For those that want to compare changes made since the prior project posting, look at these areas in the code. These changed areas had the biggest impact.
Functions -
int __fastcall CKdTreeT::FindNearest(KDNODE<T, DIM> * pNode, RESULT_NODE<T, DIM> *pList);
KDNODE<T, DIM> * __fastcall CKdTreeT::FindMinimum(const KDNODE<T, DIM> * pNode, int axis, int dir) const;
KDNODE<T, DIM> * __fastcall CKdTreeT::EraseNode(KDNODE<T, DIM> * pNode, const T * pos, int dir) const;
struct KDNODE
Header file
MemoryPool.h (and few functions in KdTreeT that use the memory pool)

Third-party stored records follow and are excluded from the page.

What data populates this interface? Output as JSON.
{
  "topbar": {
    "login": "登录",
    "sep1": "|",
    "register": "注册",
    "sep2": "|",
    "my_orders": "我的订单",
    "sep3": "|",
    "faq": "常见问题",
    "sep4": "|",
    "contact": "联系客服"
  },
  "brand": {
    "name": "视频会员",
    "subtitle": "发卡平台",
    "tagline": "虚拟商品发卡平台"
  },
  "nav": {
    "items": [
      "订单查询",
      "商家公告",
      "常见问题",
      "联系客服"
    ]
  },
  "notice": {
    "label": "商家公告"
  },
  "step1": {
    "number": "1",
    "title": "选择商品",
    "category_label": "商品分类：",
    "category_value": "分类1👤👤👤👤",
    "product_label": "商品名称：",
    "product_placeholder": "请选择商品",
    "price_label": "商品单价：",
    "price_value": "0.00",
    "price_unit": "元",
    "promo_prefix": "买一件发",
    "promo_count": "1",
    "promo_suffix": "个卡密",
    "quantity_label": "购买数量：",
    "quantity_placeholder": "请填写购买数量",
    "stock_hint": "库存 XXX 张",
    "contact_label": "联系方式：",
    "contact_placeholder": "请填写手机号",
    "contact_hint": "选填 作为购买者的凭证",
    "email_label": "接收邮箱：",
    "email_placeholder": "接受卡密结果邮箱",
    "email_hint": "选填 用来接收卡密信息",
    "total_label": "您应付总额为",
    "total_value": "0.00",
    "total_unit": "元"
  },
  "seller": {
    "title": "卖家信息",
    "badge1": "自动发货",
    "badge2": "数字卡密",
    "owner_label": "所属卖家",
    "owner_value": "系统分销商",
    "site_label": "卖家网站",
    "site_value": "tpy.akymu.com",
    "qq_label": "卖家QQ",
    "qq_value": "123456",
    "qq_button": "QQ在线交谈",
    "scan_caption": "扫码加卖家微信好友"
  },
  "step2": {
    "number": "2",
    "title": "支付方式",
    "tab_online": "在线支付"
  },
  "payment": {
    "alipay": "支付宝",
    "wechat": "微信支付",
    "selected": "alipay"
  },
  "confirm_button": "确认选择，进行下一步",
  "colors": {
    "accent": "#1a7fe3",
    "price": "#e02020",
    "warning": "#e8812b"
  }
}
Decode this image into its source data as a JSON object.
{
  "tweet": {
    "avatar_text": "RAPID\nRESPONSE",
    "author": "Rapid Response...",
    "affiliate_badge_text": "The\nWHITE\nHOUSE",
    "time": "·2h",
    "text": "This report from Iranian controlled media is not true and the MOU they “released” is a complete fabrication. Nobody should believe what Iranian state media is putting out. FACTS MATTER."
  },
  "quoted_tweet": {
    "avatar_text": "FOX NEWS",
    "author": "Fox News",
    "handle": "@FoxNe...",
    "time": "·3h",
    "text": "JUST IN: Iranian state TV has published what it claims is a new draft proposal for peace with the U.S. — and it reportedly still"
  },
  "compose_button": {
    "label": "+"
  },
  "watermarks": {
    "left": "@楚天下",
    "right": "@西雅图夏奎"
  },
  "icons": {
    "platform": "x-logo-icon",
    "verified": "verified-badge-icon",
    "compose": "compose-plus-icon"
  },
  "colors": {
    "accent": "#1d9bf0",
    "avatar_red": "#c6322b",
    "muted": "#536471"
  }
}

Most of the other changes whether be code structure, or data layout. contributed to the low running times, but only a small amount. I did lots of benchmarking, testing, and looking at the assembly output. If the change reduced the running time, no matter how small, it was a keeper. BTW, during code cleanup, made another change (included in source code) and know the 10,000 query range sample runs 26 seconds faster.
Thanks everyone for putting up with my posts, especially all the non-C++ types. This was more an educational exercise for myself, and what I've documented here is only a small fraction of what I got out of it.